KEŞKE YAPMASAYDIM: Bunu diyecek kadar büyük bir şey yok, ama küçük küçük çok şey var.

İYİ Kİ BU KARARI ALMIŞIM: İyi ki bugün eşim olan kadınla evlenmişim. Bu benim özelim. İş hayatım için de ‘İyi ki ayağımı hep yorganıma göre uzatmışım’ derim.

BİR GÜN MUTLAKA: Ben çok gerçekçi biriyim. Yapmak istediğim şeyleri de genellikle yaparım.

EN ÖNEMLİ SERMAYEM: Dürüstlük.

STRES: Dinamik tutar. Bir vitamindir ama sınırını bilmek gerek. Stressizsen, hiçbir şey yapmıyorsun demektir.

SPOR: Fırsat buldukça sabahları orman için 1 saate yakın yürürüm.

BENİM ŞEHRİM: Tabii ki doğduğum şehir olan Gümüşhane.

BENİM MÜZİĞİM: Türk Halk Müziği.

SON KİTABIM: Okuyup da en çok etkilendiğim son kitap Çılgın Türkler.

SON FİLMİM: Gelibolu.

PAZARLARIM: Çocuklar ve eşimin.

KEŞFETMEK İSTEDİĞİM ŞEY: Hayal kurduğum söylenemez.

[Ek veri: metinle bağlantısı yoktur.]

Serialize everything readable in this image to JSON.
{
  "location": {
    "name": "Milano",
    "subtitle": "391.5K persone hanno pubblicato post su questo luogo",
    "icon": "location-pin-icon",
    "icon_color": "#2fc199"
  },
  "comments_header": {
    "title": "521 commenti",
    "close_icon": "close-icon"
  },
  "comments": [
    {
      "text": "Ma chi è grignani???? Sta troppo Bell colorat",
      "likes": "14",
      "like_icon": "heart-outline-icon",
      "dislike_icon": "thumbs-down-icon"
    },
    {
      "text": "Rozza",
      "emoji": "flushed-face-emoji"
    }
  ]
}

TEK BİR ŞEY YAPMA İZNİM OLSA: Dünyada bugüne kadar yapılamamış bir eseri yapmak isterdim.

EKİBİMDE OLMAZSA OLMAZ: Dürüstlük.

BENİM MİMARİM: Selçuklu ve Osmanlı dönemlerini beğenirim.

BENİM MİMARIM: Mimar Sinan.

HAYRAN OLDUĞUM YAPI: Selimiye Camii.

EMEKLİLİK PLANIM: Zaten Bağkur’dan emekliyim.